Beyond the Orchestra: Essential Concepts
Remember, the orchestra needs sheet music:
Pod:
- Smallest deployable unit, grouping one or more containers with shared resources.
- Isolated with own network namespace and security context.
- Resource limits: CPU, memory can be specified and enforced.
- Can have ephemeral or persistent storage.
Deployment:
- Manages desired state of pods, ensuring desired number of replicas are running.
- Scales replicas up or down easily.
- Performs rollouts with controlled updates and rollbacks.
- Self-heals by restarting containers or replacing pods during failures.
StatefulSet:
- Manages deployments of stateful applications with persistent storage and ordered scaling.
- Uses Persistent Volumes (PVs) or local storage provisioners.
- Maintains stable pod identities even after scaling or restarts.
- Updates pods one by one to preserve state.
DaemonSet:
- Runs a pod on each node in a cluster, suitable for background tasks or agents.
- Ensures a pod runs on every node.
- Self-heals by replacing failed pods on their assigned nodes.
ReplicaSet:
- Internal component used by Deployments and StatefulSets.
- Manages the scale of a deployment/statefulset, ensuring desired number of replicas.
- Creates and scales pods to match replica count.
- Self-heals by replacing failed pods.
ConfigMap:
- Stores non-sensitive configuration data in key-value pairs.
- Accessible to pods as environment variables.
- Decouples configuration from code, no image rebuilds needed.
- Shares configuration across pods for consistency.
Secret:
- Stores sensitive data like passwords, tokens, credentials.
- Accessible to pods via environment variables or files.
- Encapsulates secrets, preventing exposure in logs or code.
- Granular access control for specific pods or namespaces.
Namespace:
- Provides a virtual cluster within the physical cluster.
- Isolates resources and permissions for different teams or projects.
- Groups related resources logically.
Service:
- Exposes an application through a stable network identity (service name and port).
- Load balances traffic across healthy pods.
- Enables service discovery for pods.
- Ensures service remains accessible even with pod failures.
Ingress:
- Controls external traffic entering the cluster.
- Provides routing, TLS termination, and authentication.
- Routes traffic based on URL paths or hosts.
- Decrypts HTTPS traffic at the ingress.
- Integrates with authentication providers.
PersistentVolume (PV):
- Represents persistent storage that can be claimed by pods.
- Has reclaim policy defining lifecycle management when pods using it are deleted.
- Specifies access modes (ReadWriteOnce, ReadOnlyMany).
PersistentVolumeClaim (PVC):
- Requests storage from the cluster, referencing a specific PV or storage class.
- Specifies desired storage size and access modes.
- Associates with a specific PV through binding.
Node:
- A worker machine in the cluster where pods run.
- Runs a specific Kubernetes version.
- Has CPU, memory, storage resources available.
- Can have labels and annotations for scheduling.
ServiceAccount:
- Identity used by pods to access API server or other resources.
The Magic Behind the Orchestration:
- Desired State vs.
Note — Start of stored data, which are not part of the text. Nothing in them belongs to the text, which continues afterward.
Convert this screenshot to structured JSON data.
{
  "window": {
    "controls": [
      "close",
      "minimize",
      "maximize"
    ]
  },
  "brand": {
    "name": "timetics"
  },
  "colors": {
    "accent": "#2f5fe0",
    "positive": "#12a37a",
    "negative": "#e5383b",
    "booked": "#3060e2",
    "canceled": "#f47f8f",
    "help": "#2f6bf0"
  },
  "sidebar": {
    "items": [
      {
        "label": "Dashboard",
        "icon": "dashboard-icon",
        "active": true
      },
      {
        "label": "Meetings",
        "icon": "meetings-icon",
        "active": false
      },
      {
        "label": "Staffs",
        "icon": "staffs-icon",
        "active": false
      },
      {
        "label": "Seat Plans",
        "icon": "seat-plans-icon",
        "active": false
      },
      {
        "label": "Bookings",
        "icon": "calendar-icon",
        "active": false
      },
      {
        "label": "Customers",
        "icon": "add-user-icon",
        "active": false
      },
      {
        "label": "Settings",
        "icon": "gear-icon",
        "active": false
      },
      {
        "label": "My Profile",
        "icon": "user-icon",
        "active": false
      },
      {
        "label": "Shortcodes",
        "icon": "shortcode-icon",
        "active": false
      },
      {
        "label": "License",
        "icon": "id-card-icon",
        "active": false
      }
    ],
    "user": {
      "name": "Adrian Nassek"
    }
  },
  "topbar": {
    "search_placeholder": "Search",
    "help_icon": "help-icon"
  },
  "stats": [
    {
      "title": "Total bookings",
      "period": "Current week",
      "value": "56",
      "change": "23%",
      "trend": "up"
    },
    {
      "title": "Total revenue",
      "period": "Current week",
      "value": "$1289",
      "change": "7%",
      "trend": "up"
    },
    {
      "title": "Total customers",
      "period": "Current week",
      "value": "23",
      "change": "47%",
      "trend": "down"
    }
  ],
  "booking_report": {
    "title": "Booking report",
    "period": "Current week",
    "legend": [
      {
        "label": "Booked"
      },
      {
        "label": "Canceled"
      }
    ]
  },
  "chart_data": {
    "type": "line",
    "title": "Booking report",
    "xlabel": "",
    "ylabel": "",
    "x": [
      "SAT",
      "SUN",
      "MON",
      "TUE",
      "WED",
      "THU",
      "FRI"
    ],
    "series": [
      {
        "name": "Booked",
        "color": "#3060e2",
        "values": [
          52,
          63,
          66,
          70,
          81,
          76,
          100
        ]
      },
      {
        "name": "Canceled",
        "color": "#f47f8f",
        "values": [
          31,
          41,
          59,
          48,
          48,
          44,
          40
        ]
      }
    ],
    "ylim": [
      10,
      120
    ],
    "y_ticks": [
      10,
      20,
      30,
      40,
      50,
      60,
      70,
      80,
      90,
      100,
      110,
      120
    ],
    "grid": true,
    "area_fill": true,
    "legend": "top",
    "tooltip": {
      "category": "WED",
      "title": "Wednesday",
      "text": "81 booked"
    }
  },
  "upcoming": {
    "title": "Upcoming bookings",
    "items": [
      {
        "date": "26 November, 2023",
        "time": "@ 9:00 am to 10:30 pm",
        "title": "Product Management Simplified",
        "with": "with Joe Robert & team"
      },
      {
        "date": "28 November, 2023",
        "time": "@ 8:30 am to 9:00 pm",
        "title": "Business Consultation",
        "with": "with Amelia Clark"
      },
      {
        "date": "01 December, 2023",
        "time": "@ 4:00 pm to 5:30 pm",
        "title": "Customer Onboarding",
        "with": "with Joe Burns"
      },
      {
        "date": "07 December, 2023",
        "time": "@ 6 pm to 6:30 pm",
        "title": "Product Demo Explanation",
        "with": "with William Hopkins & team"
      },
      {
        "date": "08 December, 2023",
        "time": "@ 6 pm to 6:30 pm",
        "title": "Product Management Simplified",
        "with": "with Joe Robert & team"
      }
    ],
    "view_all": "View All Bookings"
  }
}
Actual State: Controllers continuously compare the desired state (defined in Deployments) to the actual state (running pods). Any discrepancies trigger actions to achieve the desired state.
- Self-Healing: If a pod fails, Kubernetes automatically starts a new one to maintain the desired number of replicas.
- Scaling: Easily scale applications up or down by adjusting replica counts in Deployments.
Conclusion:
This is just a taste of Kubernetes’ architecture. By understanding these core building blocks, you’ll be well on your way to leveraging its power for robust and scalable containerized application management. As you delve deeper, explore advanced topics like networking, storage, and security to truly master the Kubernetes symphony!